This is not omni directional. It looks that way but the woofer and midrange are front-firing. And the tweeter has a circular, closed back. Here is the beam width:

index.php


It narrows to 50 degrees at lower treble. And hugely narrows above 8 kHz.
Yes it is still much more omnidirectional than 95% speaker designs. As I said I don't know if that speaker can provide this but my guess is that it can bring this to the table since it is wide enough.
 
Yes it is still much more omnidirectional than 95% speaker designs.
Why do you think so. Here is a comparison to a standard floor stander. What is different, other than the smooth response, that is?

1679184331357.png


1679184445929.png
 
Thank you for your comment. It’s appreciated.

117Beo90fig3.jpg

Fig.3 Bang & Olufsen BeoLab 90, Narrow mode, 1/6-octave responses of left (blue) and right (red) speakers with DSP correction at listening position.

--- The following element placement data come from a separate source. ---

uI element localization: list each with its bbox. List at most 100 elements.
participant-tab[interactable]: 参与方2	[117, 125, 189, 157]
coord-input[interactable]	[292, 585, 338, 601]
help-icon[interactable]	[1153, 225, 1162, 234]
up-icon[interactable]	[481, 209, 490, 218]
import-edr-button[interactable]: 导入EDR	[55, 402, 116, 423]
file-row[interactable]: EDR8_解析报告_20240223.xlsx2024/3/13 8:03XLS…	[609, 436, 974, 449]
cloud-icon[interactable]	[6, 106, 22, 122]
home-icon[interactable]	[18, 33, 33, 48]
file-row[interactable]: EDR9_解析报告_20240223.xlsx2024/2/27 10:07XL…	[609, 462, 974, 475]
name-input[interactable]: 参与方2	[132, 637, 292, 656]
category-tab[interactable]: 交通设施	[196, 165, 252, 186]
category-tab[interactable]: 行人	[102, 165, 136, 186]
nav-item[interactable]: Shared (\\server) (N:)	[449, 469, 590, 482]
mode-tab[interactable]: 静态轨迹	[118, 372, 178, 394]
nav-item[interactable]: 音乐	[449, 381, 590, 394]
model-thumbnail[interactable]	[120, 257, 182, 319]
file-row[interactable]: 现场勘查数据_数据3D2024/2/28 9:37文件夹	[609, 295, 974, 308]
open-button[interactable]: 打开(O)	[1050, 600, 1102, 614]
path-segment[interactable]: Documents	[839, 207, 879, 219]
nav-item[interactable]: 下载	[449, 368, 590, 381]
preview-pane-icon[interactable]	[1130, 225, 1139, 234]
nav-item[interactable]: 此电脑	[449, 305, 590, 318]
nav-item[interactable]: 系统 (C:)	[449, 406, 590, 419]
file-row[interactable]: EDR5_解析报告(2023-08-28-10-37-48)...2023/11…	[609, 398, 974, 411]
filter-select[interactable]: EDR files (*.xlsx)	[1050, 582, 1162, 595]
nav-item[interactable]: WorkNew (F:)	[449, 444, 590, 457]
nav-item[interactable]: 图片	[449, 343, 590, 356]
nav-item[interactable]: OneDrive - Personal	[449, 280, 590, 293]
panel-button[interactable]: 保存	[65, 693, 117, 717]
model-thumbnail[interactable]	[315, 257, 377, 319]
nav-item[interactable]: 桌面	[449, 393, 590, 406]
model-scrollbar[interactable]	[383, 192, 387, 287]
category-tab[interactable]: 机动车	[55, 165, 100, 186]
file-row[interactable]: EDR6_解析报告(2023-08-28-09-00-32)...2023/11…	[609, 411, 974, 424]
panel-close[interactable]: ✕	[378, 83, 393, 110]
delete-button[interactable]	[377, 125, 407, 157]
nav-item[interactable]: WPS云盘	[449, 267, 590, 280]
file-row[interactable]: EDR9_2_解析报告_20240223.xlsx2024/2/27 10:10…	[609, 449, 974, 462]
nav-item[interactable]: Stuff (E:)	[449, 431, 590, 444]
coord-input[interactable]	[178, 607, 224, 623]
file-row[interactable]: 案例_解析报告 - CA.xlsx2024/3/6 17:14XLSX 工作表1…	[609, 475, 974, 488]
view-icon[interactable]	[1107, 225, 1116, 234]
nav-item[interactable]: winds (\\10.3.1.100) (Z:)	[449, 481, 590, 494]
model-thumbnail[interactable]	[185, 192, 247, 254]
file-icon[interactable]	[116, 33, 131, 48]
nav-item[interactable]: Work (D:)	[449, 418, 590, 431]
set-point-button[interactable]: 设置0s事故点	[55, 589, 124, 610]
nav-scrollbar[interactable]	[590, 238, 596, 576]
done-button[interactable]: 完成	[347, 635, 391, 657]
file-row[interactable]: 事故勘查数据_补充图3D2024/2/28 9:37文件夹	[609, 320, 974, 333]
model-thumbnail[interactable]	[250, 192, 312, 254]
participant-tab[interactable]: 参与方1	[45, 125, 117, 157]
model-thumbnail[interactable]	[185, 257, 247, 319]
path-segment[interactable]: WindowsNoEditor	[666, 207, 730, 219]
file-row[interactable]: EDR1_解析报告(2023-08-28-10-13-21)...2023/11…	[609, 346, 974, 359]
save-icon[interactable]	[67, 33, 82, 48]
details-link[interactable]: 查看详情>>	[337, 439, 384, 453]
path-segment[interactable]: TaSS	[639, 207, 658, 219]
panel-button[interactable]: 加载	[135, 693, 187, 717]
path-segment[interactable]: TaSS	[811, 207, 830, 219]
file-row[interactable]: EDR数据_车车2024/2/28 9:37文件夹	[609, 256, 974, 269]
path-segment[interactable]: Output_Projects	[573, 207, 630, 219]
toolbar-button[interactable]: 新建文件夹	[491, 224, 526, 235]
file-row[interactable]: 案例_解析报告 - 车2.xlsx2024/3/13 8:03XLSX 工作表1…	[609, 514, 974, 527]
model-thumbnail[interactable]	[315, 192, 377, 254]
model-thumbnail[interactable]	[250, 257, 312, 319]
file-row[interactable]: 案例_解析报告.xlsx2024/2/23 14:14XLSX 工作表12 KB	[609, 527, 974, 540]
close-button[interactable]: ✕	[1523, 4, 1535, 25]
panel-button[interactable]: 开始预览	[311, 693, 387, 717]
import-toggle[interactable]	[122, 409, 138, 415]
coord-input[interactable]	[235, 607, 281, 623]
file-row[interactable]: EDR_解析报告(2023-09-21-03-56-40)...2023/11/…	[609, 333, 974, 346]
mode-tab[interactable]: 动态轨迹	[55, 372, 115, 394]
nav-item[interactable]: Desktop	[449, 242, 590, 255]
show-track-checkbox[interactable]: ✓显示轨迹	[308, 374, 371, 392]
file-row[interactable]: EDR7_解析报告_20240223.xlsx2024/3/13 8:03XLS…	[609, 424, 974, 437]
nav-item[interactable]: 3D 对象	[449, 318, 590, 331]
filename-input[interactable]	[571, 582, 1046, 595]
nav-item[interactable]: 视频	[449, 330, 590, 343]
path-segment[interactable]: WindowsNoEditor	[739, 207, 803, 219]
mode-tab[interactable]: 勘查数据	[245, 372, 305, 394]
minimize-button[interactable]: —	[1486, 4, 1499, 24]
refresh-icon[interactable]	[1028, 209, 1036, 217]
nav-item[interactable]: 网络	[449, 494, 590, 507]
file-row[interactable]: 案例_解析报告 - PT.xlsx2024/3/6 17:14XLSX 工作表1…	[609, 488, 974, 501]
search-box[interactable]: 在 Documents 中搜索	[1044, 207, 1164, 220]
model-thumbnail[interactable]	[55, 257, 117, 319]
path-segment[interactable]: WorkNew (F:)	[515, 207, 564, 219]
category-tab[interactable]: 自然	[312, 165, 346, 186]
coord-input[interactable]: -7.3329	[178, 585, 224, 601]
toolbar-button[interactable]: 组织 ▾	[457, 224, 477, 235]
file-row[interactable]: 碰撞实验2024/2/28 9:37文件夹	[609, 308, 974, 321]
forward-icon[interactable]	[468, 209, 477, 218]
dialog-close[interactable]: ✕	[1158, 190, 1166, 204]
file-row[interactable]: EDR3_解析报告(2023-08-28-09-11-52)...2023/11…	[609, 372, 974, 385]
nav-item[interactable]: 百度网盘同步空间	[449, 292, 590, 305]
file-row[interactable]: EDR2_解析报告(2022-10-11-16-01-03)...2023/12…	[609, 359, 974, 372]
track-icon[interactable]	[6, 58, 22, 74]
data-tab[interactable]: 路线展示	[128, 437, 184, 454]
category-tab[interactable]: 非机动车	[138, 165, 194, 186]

Not only there is 15dB boost at low frequencies but also +/-5dB between 200-600Hz. Spatially averaged or not there is a huge level difference across the audible range that other speaker does not exhibit

As a comparison, here are a couple of your measurements. Neither has anywhere near as much deviation.
822kef.KEFB2Mfig4.jpg

Fig.4 KEF Blade Two Meta, anechoic response on tweeter axis at 50", averaged across 30° horizontal window and corrected for microphone response, with the complex sum of the nearfield woofer and port responses (black trace below 300Hz).
119Revelfig4.jpg

Fig.4 Revel Performa F228Be, anechoic response on tweeter axis at 50", averaged across 30° horizontal window and corrected for microphone response, with complex sum of nearfield responses plotted below 300Hz.

Rooms behaviour at 20-30 Hz for the B&O vs well above that for the KEF and Revel examples could be the explanation. I get ~15 dB boost from my room's first and second long modes (~25 and 50 Hz respectively) but things are quite different at 70-100 Hz.
 
Never thought these sounded good in the Benz's I'd be in. Always suspected they were more an "audiophile-y" company than a serious audio fidelity one.
They fixed that with the Burmester setups.